1024 “Pixel” Sound Camera Treats Eyes To Real-Time Audio

A few years ago, [Artem] learned about ways to focus sound in an issue of Popular Mechanics. If sound can be focused, he reasoned, it could be focused onto a plane of microphones. Get enough microphones, and you have a ‘sound camera’, with each microphone a single pixel.

Movies and TV shows about comic books are now the height of culture, so a device using an array of microphones to produce an image isn’t an interesting demonstration of FFT, signal processing, and high-speed electronic design. It’s a Daredevil camera, and it’s one of the greatest builds we’ve ever seen.

[Artem]’s build log isn’t a step-by-step process on how to make a sound camera. Instead, he went through the entire process of building this array of microphones, and like all amazing builds the first step never works. The first prototype was based on a flatbed scanner camera, simply a flatbed scanner in a lightproof box with a pinhole. The idea was, by scanning a microphone back and forth, using the pinhole as a ‘lens’, [Artem] could detect where a sound was coming from. He pulled out his scanner, a signal generator, and ran the experiment. It didn’t work. The box was not soundproof, the inner chamber should have been anechoic, and even if it worked, this camera would only be able to produce an image or two a minute.

8×8 microphone array (mics on opposite side) connected to Altera FPGA at the center

The idea sat in the shelf of [Artem]’s mind for a while, and along the way he learned about FFT and how the gigantic Duga over the horizon radar actually worked. Math was the answer, and by using FFT to transform a microphones signals from up-and-down to buckets of frequency and intensity, he could build this camera.

That was the theory, anyway. Practicality has a way of getting in the way, and to build this gigantic sound camera he would need dozens of microphones, dozens of amplifiers, and a controller with enough analog pins, DACs, and processing power to make sense of all of this.

This complexity collapsed when [Artem] realized there was an off-the-shelf part that was a perfect microphone camera pixel. MEMS microphones, like the kind found in smartphones, take analog sound and turn it into a digital signal. Feed this into a fast enough microcontroller, and you can perform FFT on the signal and repeat the same process on the next pixel. This was the answer, and the only thing left to do was to build a board with an array of microphones.
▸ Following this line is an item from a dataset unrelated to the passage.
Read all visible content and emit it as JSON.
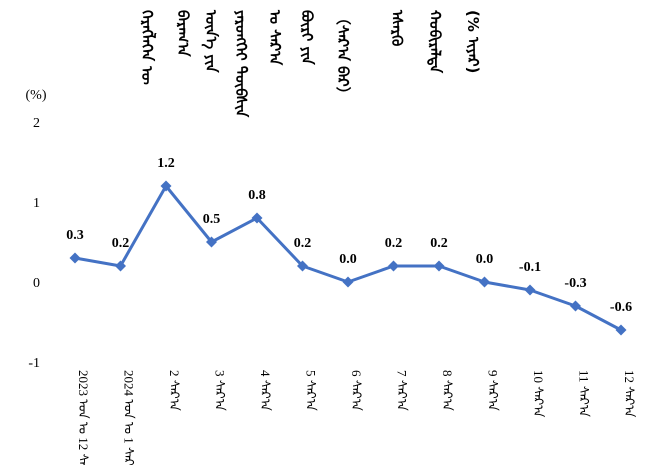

4x4[Artem]’s camera microphone is constructed out of several modules, each of them consisting of an 8×8 array of MEMS microphones, controlled via FPGA. These individual modules can be chained together, and the ‘big build’ is a 32×32 array. After a few problems with manufacturing, the board actually worked. He was recording 64 channels of audio from a single panel. Turning on the FFT visualization and pointing it at a speaker revealed that yes, he had indeed made a sound camera.
The result is a terribly crude movie with blobs of color, but that’s the reality of a camera that only has 32×32 resolution. Right now the sound camera works, the images are crude, and [Artem] has a few ideas of where to go next. A cheap PC is fast enough to record and process all the data, but now it’s an issue of bandwidth; 30 sounds per second is a total of 64 Mbps of data. That’s doable, but it would need another FPGA implementation.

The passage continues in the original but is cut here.